The agency, known as ECHA, could not identify a safe level of exposure to butylparaben. Once chemicals are classified as substances of very high concern, they are placed on the so-called Candidate List, and ECHA says “our aim is to gradually phase them out.”
For years, EWG has called for the removal from cosmetics of long-chain parabens, including butylparaben. Under mounting public pressure, led in part by EWG, many cosmetic manufacturers have taken steps to remove the concerning parabens from their products.
But pleas to the federal Food and Drug Administration have fallen on deaf ears, and butylparaben is still found in products on store shelves. There are 174 products that contain butylparaben in EWG’s Skin Deep® cosmetics database, a free resource that scores personal care product safety based on the hazards associated with their ingredients. It is continually updated with new products and ingredients.
ECHA’s move to classify butylparaben as a substance of very high concern is a step toward protecting European consumers. But it does not go far enough and does not affect products sold in the U.S.

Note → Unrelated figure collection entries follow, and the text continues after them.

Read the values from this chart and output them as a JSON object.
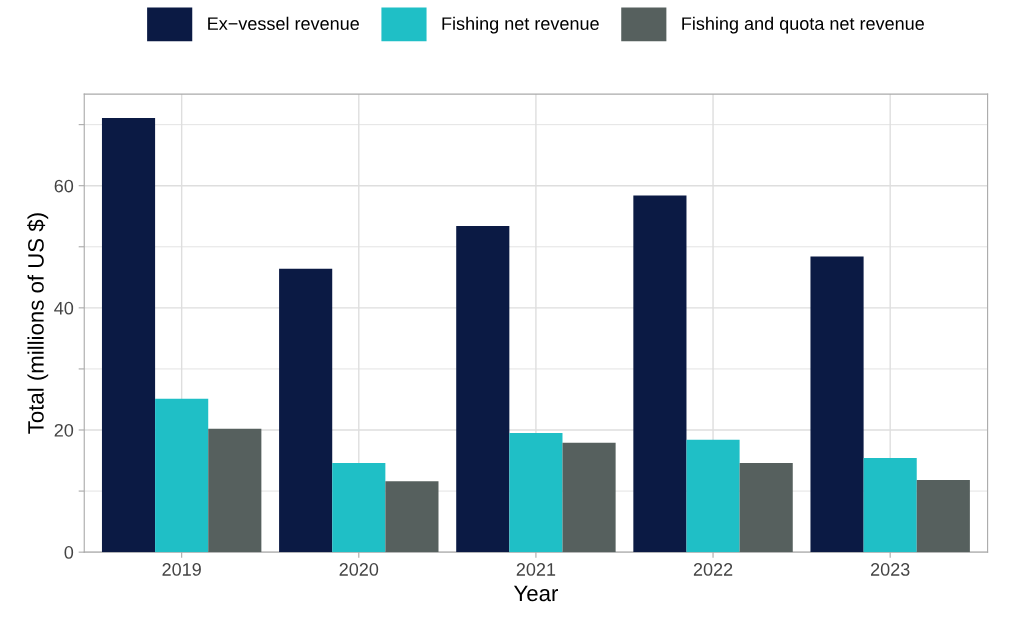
{
  "chart_data": {
    "type": "bar",
    "xlabel": "Year",
    "ylabel": "Total (millions of US $)",
    "categories": [
      "2019",
      "2020",
      "2021",
      "2022",
      "2023"
    ],
    "series": [
      {
        "name": "Ex−vessel revenue",
        "color": "#0b1a44",
        "values": [
          71.1,
          46.4,
          53.4,
          58.4,
          48.4
        ]
      },
      {
        "name": "Fishing net revenue",
        "color": "#1fbfc6",
        "values": [
          25.1,
          14.6,
          19.5,
          18.4,
          15.4
        ]
      },
      {
        "name": "Fishing and quota net revenue",
        "color": "#56605e",
        "values": [
          20.2,
          11.6,
          17.9,
          14.6,
          11.8
        ]
      }
    ],
    "ylim": [
      0,
      75
    ],
    "yticks": [
      0,
      {
        "value": 10,
        "label": null
      },
      20,
      {
        "value": 30,
        "label": null
      },
      40,
      {
        "value": 50,
        "label": null
      },
      60,
      {
        "value": 70,
        "label": null
      }
    ],
    "grid": true,
    "legend": "top"
  }
}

Classification as a substance of very high concern does not mean a substance is immediately banned. Rather, it requires chemical manufacturers in the European Union to provide information about safe use until ECHA reviews the chemical further, particularly if the substance exceeds 0.1 percent in a product. But this does not solve the problem of parabens, because they are used in personal care products at concentrations of less than 0.1 percent.
Animal studies have found that butylparaben harms male fertility, even at the lowest exposure levels tested. EWG recommends the U.S. and EU take decisive action to safeguard public health by banning long-chain parabens in personal care products and other consumer goods.
In the meantime, consumers should use Skin Deep or EWG’s Healthy Living app to choose products free from long-chain parabens – butyl-, propyl-, isobutyl- and isopropylparaben – to protect themselves and the environment. Products that bear EWG’s VERIFIED™ mark are also an excellent choice: They meet EWG’s strictest standards for health and transparency, so they are free from hundreds of hazardous ingredients, including long-chain parabens.
Three other chemicals were included in the recent update to the Candidate List: 1-vinylimidazole, 2-methylimidazole and dibutylbis(pentane-2,4-dionato-O,O')tin, used in the production of polymers, coating products and plastics.